The soaring price of food, driven up by wartime shortages, continued to dominate the news. Everyone in Spokane was feeling the pain and fingers were being pointed.
One grocer took umbrage at the implication that retailers were driving up prices. He pointed the finger directly at the wholesalers.
“It is current talk that one wholesaler has seven carloads of lard in tierces which he declares he will hold until he gets 25 cents a pound for it, (and) that he has two carloads of beans, bought last fall at low prices, which he will not sell at less than 14 cents, (and) that he has a carload of rice, bought cheap and held for even higher figures than the present market,” he wrote, in an open letter.
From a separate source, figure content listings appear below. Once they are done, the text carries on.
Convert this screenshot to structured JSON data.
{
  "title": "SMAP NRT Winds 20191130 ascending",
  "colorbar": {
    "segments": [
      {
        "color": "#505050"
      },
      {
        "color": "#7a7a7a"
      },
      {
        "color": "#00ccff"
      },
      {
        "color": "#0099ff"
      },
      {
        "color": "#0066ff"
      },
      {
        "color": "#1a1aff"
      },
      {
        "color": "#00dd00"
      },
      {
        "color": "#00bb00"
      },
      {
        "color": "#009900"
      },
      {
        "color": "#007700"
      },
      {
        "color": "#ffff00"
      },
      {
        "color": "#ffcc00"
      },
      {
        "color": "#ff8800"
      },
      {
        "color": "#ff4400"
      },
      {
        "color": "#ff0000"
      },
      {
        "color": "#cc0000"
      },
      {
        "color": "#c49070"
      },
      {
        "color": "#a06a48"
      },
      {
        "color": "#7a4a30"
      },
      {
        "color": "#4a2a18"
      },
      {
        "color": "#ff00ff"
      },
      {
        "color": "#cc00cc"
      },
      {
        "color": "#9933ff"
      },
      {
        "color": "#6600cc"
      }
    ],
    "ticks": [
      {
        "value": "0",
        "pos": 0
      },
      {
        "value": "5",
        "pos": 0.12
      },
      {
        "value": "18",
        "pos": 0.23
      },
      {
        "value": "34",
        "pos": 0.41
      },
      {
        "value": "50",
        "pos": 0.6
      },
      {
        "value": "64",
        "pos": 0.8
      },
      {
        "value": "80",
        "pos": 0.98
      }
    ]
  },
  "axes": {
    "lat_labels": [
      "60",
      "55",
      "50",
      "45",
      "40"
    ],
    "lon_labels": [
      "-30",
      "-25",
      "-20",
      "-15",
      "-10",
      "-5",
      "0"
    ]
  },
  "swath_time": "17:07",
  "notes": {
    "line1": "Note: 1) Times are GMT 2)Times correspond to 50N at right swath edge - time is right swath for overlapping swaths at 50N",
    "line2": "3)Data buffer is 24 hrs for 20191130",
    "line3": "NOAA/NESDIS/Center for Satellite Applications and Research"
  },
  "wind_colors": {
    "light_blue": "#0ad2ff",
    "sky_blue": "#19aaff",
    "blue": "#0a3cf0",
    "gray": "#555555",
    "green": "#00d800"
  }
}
He said that certain wholesale “jobbers” were holding onto these staples “purely for speculation.”
The head of the Spokane Retail Grocers and Butchers Association also wrote a letter, blaming wholesalers.
In any case, relief was not in sight. On the same day, Spokane’s large milk distributors announced an increase in the price of a quart of milk from 10 cents to 12 cents.
From the labor beat: Union barbers in Spokane were demanding a 10-hour workday, down from their current 11-hour workday. A journeyman barber typically worked from 8 a.m. to 8 p.m., with an hour break for lunch.
Their union was now demanding a 7 p.m. closing time and issued an ultimatum to employers.